KWSO News 7/29/19

The Native Arts and Cultures Foundation’s (NACF) Mentor Artist Fellowship is taking applications for its upcoming program. It is a regional individual artist project award that focuses on artistic mentoring in the Upper Midwest, Pacific Northwest, and Southwest regions. The Fellowship is open to eligible, established American Indian and Alaska Native artists of 10 years or more who want to mentor an emerging American Indian or Alaska Native artist apprentice in either the Traditional or Contemporary Visual Arts categories for a period of fifteen months. The mentoring period is a 15-month period beginning April 1, 2020 and ending June 30, 2021. The Mentor Artist Fellowship is a $30,000 award distributed to the mentor artist. Learn more and apply online at

Warm Springs Branch of Public Utilities has been doing what it calls mock simulations for the pressure reducing valve (PRV) stations in Warm Springs. The process began last week and will continue this week. There will be rolling outages in the areas of the PRV stations for up to 4 hours to ensure that all the proper valves are being located as work is done to replace them. Work will this week will be at the Catholic Church, West Hills and then Greeley Heights station.

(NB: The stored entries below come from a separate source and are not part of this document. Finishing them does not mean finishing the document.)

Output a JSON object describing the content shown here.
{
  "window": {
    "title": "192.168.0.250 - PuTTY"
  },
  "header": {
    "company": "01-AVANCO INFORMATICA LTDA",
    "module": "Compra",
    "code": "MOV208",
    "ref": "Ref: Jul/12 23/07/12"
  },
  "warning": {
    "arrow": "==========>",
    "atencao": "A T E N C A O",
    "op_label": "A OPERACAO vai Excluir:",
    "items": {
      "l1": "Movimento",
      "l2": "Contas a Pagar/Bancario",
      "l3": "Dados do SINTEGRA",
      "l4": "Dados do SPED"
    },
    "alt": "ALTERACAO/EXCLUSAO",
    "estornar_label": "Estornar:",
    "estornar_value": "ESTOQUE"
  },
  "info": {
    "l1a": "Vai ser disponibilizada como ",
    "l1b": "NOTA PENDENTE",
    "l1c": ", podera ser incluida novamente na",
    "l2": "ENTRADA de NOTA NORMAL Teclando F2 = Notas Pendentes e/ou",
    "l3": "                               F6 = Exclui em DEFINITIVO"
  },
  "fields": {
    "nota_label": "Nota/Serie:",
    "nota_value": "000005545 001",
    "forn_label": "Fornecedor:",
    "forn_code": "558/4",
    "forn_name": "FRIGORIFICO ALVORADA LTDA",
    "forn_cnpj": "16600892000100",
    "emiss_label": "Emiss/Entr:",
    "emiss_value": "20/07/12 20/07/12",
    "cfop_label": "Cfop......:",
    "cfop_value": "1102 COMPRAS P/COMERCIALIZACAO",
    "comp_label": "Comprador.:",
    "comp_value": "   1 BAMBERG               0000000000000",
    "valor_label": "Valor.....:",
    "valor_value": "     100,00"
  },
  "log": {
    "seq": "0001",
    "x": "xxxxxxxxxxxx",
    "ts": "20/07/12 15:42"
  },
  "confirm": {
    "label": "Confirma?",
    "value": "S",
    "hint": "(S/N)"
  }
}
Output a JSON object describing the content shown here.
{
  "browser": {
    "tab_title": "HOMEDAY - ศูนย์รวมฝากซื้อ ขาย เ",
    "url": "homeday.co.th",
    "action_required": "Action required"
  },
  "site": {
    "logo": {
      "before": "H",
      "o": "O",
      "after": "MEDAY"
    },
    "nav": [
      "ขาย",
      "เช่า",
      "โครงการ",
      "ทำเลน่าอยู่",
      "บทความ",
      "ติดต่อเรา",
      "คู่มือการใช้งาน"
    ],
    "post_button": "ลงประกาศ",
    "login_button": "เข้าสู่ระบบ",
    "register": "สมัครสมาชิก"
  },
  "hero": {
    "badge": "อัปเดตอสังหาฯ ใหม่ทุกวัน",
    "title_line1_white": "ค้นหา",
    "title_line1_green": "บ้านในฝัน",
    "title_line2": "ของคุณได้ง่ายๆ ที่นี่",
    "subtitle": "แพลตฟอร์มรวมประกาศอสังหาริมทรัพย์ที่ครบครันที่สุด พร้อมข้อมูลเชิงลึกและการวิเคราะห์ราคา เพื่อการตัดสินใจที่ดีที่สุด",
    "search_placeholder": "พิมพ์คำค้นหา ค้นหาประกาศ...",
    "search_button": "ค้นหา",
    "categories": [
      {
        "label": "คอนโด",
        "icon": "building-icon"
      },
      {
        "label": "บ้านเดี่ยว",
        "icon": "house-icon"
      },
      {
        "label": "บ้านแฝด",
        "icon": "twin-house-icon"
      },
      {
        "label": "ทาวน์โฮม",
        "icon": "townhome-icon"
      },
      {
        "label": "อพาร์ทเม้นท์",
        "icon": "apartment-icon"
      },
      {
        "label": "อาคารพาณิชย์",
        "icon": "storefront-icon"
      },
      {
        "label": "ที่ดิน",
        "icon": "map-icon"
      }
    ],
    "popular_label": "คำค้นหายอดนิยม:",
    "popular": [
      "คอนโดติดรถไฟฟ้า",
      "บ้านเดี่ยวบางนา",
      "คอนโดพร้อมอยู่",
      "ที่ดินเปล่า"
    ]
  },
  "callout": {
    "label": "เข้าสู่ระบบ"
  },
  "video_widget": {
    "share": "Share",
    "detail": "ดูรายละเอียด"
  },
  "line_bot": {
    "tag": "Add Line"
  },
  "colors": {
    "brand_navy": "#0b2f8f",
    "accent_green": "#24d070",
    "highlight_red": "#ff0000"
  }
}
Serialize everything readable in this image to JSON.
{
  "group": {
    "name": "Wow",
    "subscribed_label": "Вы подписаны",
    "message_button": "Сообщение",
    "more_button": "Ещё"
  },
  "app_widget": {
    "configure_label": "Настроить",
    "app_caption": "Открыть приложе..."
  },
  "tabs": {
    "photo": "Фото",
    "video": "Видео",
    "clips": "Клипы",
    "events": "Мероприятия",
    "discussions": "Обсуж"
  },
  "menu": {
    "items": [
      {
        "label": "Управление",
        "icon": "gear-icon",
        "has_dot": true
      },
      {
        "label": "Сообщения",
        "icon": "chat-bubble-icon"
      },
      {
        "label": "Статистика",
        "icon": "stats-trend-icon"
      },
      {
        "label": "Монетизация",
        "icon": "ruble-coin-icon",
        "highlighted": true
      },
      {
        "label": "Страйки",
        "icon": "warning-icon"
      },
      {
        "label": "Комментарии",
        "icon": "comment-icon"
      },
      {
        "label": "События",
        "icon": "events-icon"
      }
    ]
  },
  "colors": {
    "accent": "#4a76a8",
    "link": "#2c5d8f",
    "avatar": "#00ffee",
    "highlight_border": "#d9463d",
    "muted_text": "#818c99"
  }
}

LEWISTON, Idaho (AP) — The Nez Perce Tribe and environmental groups have sued the Oregon Department of Environmental Quality, looking to block the relicensing of three dams along the Idaho-Oregon border. The Tribe and the groups Pacific Rivers and Idaho Rivers United filed separate lawsuits claiming Oregon’s water quality certification of the dams violates environmental regulations. Regulators in the two states last month reached a water certification agreement, allowing Idaho Power to advance its effort to relicense the Hells Canyon Complex dams on the Snake River. The utility, which serves about half a million customers in the two states, has been operating the dams on temporary federal licenses after its original licensed expired in 2005. The relicensing process requires the utility to get certificates from the states, saying the dams comply with the federal Clean Water Act. Until recently, the two states have been at odds, with Oregon wanting the dams to be outfitted with equipment to allow salmon to migrate upriver. Idaho has opposed fish passage measures. The new agreement does not include fish passage requirements but calls for the company to fund projects to improve aquatic habitat and reduce water temperatures on Snake River tributaries. The lawsuits claim the agreement violates a federal law and an Oregon law that requires all dams to provide fish passage unless exempted.

LOUISVILLE, Ky. (AP) — A federal judge has thrown out a Kentucky teen’s lawsuit accusing the Washington Post of falsely labeling him a racist following an encounter with a Native American man at the Lincoln Memorial. Nicholas Sandmann, a student at Covington Catholic High School, sued the newspaper for $250 million in February. The actions of Sandmann and his classmates were intensely debated after video and photographs emerged of them wearing “Make America Great Again” hats near a Native American man playing a drum. The judge ruled that there may have been “erroneous” opinions published by the Post, but they are protected by the First Amendment.

SALT LAKE CITY (AP) — The U.S. government has decided to allow off-road vehicles access to archaeologically sensitive land at a Utah national monument that houses sacred tribal sites under a plan announced Friday. The Bureau of Land Management’s plan for the Bears Ears National Monument says that certain historic sites most at risk will be off limits, but the agency chose an alternative that closes about 42 square miles (108 sq. kilometers) to off-road vehicles. That’s far less than a different option that would have closed nearly 184 square miles (476 sq. kilometers). The plan was met by immediate criticism from environmental and tribal organizations, who say it will leave sensitive lands and sites vulnerable to damage.

CANNON BALL, N.D. (AP) — The tribe at the center of tumultuous protests against the Dakota Access pipeline unveiled a solar farm Friday that came about partly due to the tribe’s fierce opposition to the oil pipeline’s environmental impact. Located just 3 miles (5 kilometers) from the pipeline, the Standing Rock Sioux Tribe’s solar project is meant as a first step toward clean energy independence and a way to power all 12 of the reservation communities in North Dakota and South Dakota. It also shows that the protests that began in 2016 and ended in 2017 weren’t for naught, even though the pipeline began carrying oil more than two years ago, said Cody Two Bears, the project leader and executive director of Indigenized Energy, which promotes energy within the Sioux Nation. Two Bears said the solar project “pays tribute to everyone who’s come to Standing Rock and all their hard work and tireless dedication toward protecting our people and land.” The project has 1,000 panels covering about three acres of wide-open prairie near Cannon Ball, with plans to expand to 10 acres.